Thursday, November 19, 2015

More Evidence That Tests Measure SES

Want more proof, again, some more, of the connection between socio-economic status and standardized test results? Twitter follower Joseph Robertshaw pointed me at a pair of studies by Randy Hoover, PhD, at the Department of Teacher Education, Beeghly College of Education, Youngstown State University.

Hoover is now a professor emeritus, but the validity of standardized testing and the search for a valid and reliable accountability system. He now runs a website called the Teacher Advocate and it's worth a look.

Hoover released two studies-- one in 2000, and one in 2007-- that looked at the validity of the Ohio Achievement Tests and the Ohio Graduate Test, and while there are no surprises here, you can add these to your file of scientific debunking of standardized testing. We're just going to look at the 2007 study, which was in part intended to check on the results of the 2000 study.

The bottom line of the earlier study appears right up front in the first paragraph of the 2007 paper:

The primary finding of this previous study was that student performance on the tests was most significantly (r = 0.80) affected by the non-school variables within the student social-economic living conditions. Indeed, the statistical significance of the predictive power of SES led to the inescapable conclusion that the tests had no academic accountability or validity whatsoever.

The 2007 study wanted to re-examine the findings, check the fairness and validity of the tests, and draw conclusions about what those findings meant to the Ohio School Report Card.

So what did Hoover find? Well, mostly that he was right the first time. He does take the time to offer a short lesson in statistical correlation analysis, which will be helpful if, like me, you are not a research scholar. Basically, the thing to remember is that a perfect correlation is 1.0 (or -1,0). So, getting punched in the nose correlates about 1.0 to feeling pain.
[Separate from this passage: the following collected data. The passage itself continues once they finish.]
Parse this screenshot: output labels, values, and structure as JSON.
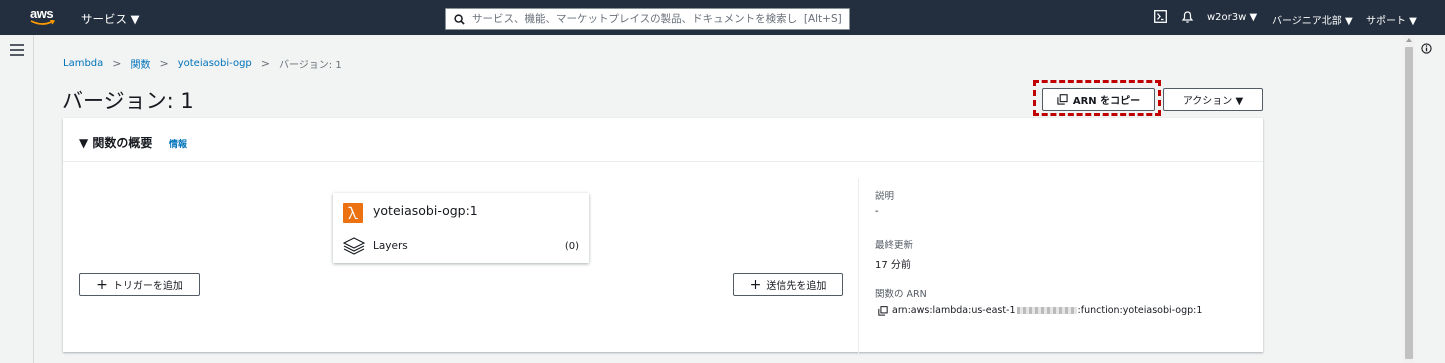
{
  "topbar": {
    "logo_text": "aws",
    "services_label": "サービス ▼",
    "search_placeholder": "サービス、機能、マーケットプレイスの製品、ドキュメントを検索し  [Alt+S]",
    "user_label": "w2or3w ▼",
    "region_label": "バージニア北部 ▼",
    "support_label": "サポート ▼"
  },
  "breadcrumb": {
    "items": [
      "Lambda",
      "関数",
      "yoteiasobi-ogp"
    ],
    "current": "バージョン: 1"
  },
  "page": {
    "title": "バージョン: 1",
    "copy_arn_label": "ARN をコピー",
    "actions_label": "アクション ▼"
  },
  "panel": {
    "title": "▼ 関数の概要",
    "info_link": "情報",
    "function_name": "yoteiasobi-ogp:1",
    "layers_label": "Layers",
    "layers_count": "(0)",
    "add_trigger_label": "トリガーを追加",
    "add_destination_label": "送信先を追加",
    "description_label": "説明",
    "description_value": "-",
    "last_modified_label": "最終更新",
    "last_modified_value": "17 分前",
    "arn_label": "関数の ARN",
    "arn_prefix": "arn:aws:lambda:us-east-1",
    "arn_suffix": ":function:yoteiasobi-ogp:1"
  },
  "colors": {
    "topbar_bg": "#232f3e",
    "link": "#0073bb",
    "lambda_orange": "#ec7211",
    "highlight_red": "#c00000"
  }
}
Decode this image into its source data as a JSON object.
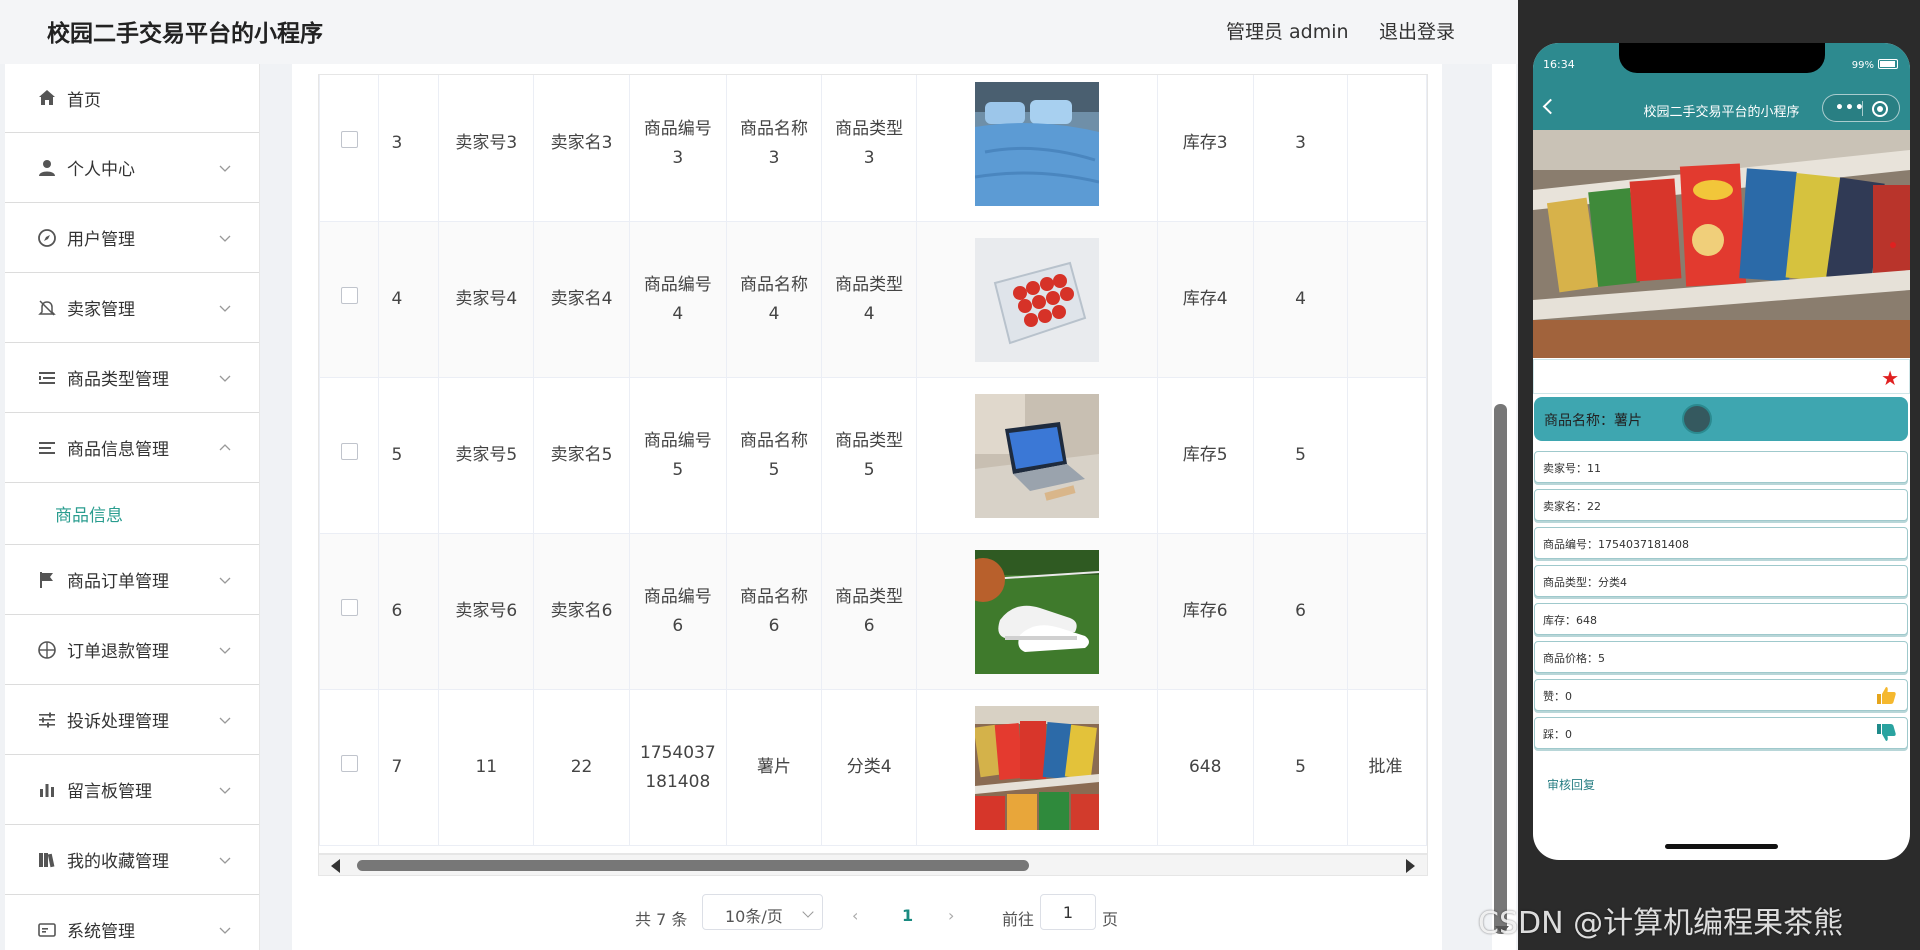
{
  "header": {
    "title": "校园二手交易平台的小程序",
    "user": "管理员 admin",
    "logout": "退出登录"
  },
  "sidebar": {
    "items": [
      {
        "label": "首页",
        "icon": "home-icon"
      },
      {
        "label": "个人中心",
        "icon": "user-icon"
      },
      {
        "label": "用户管理",
        "icon": "compass-icon"
      },
      {
        "label": "卖家管理",
        "icon": "bell-off-icon"
      },
      {
        "label": "商品类型管理",
        "icon": "list-icon"
      },
      {
        "label": "商品信息管理",
        "icon": "menu-icon"
      },
      {
        "label": "商品订单管理",
        "icon": "flag-icon"
      },
      {
        "label": "订单退款管理",
        "icon": "target-icon"
      },
      {
        "label": "投诉处理管理",
        "icon": "sliders-icon"
      },
      {
        "label": "留言板管理",
        "icon": "bar-chart-icon"
      },
      {
        "label": "我的收藏管理",
        "icon": "books-icon"
      },
      {
        "label": "系统管理",
        "icon": "card-icon"
      }
    ],
    "submenu": {
      "label": "商品信息"
    }
  },
  "table": {
    "rows": [
      {
        "id": "3",
        "seller_no": "卖家号3",
        "seller_name": "卖家名3",
        "goods_no": "商品编号\n3",
        "goods_name": "商品名称\n3",
        "goods_type": "商品类型\n3",
        "image": "bedding-photo",
        "stock": "库存3",
        "price": "3",
        "status": ""
      },
      {
        "id": "4",
        "seller_no": "卖家号4",
        "seller_name": "卖家名4",
        "goods_no": "商品编号\n4",
        "goods_name": "商品名称\n4",
        "goods_type": "商品类型\n4",
        "image": "strawberries-photo",
        "stock": "库存4",
        "price": "4",
        "status": ""
      },
      {
        "id": "5",
        "seller_no": "卖家号5",
        "seller_name": "卖家名5",
        "goods_no": "商品编号\n5",
        "goods_name": "商品名称\n5",
        "goods_type": "商品类型\n5",
        "image": "laptop-photo",
        "stock": "库存5",
        "price": "5",
        "status": ""
      },
      {
        "id": "6",
        "seller_no": "卖家号6",
        "seller_name": "卖家名6",
        "goods_no": "商品编号\n6",
        "goods_name": "商品名称\n6",
        "goods_type": "商品类型\n6",
        "image": "sneakers-photo",
        "stock": "库存6",
        "price": "6",
        "status": ""
      },
      {
        "id": "7",
        "seller_no": "11",
        "seller_name": "22",
        "goods_no": "1754037\n181408",
        "goods_name": "薯片",
        "goods_type": "分类4",
        "image": "chips-photo",
        "stock": "648",
        "price": "5",
        "status": "批准"
      }
    ]
  },
  "pagination": {
    "total": "共 7 条",
    "page_size": "10条/页",
    "prev": "‹",
    "current": "1",
    "next": "›",
    "goto_label": "前往",
    "goto_value": "1",
    "page_suffix": "页"
  },
  "phone": {
    "time": "16:34",
    "battery": "99%",
    "nav_title": "校园二手交易平台的小程序",
    "capsule_dots": "•••",
    "name_label": "商品名称：薯片",
    "fields": [
      {
        "text": "卖家号：11"
      },
      {
        "text": "卖家名：22"
      },
      {
        "text": "商品编号：1754037181408"
      },
      {
        "text": "商品类型：分类4"
      },
      {
        "text": "库存：648"
      },
      {
        "text": "商品价格：5"
      },
      {
        "text": "赞：0",
        "icon": "thumbs-up-icon"
      },
      {
        "text": "踩：0",
        "icon": "thumbs-down-icon"
      }
    ],
    "review_link": "审核回复"
  },
  "watermark": "CSDN @计算机编程果茶熊",
  "colors": {
    "accent": "#2d8a8f",
    "accent_light": "#3ea6b0",
    "active_submenu": "#2a9d8f",
    "favorite_star": "#e02020"
  }
}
Hoover is out to find the correlation between what he calls the students' "lived experience" to district level performance is 0.78. Which is high.

If you like scatterplot charts (calling Jersey Jazzman), then Hoover has some of those for you, all driving home the same point. For instance, here's one looking at the percent of economically disadvantaged students as a predictor of district performance.




 














That's an r value of -0.75, which means you can do a pretty good job of predicting how a district will do based on how few or many economically disadvantaged students there are.

Hoover crunched together three factors to create what he calls a Lived Experience Index that shows, in fact, a 0.78 r value. Like Chris Tienken, Hoover has shown that we can pretty well assign a school or district a rating based on their demographics and just skip the whole testing business entirely.

Hoover takes things a step further, and reverse-maths the results to a plot of results with his live experience index factored out-- a sort of crude VAM sauce. He has a chart for those results, showing that there are poor schools performing well and rich schools performing poorly. Frankly, I think he's probably on shakier ground here, but it does support his conclusion about the Ohio school accountability system of the time to be "grossly misleading at best and grossly unfair at worst," a system that "perpetuates the political fiction that poor children can't learn and teachers in schools with poor children can't teach."

That was back in 2007, so some of the landscape such as the Ohio school accountability system (well, public school accountability-- Ohio charters are apparently not accountable to anybody) has changed, along with many reformster advances of the past eight years.

But this research does stand as one more data point regarding standardized tests and their ability to measure SES far better than they measure anything else. 

25 comments:

  1. One problem here is that median family income also predicts teacher turnover and teacher experience, things that Hoover does not make any attempt to control for. His results could easily be consistent with those high rates of teacher turnover and low level of experience driving low test scores.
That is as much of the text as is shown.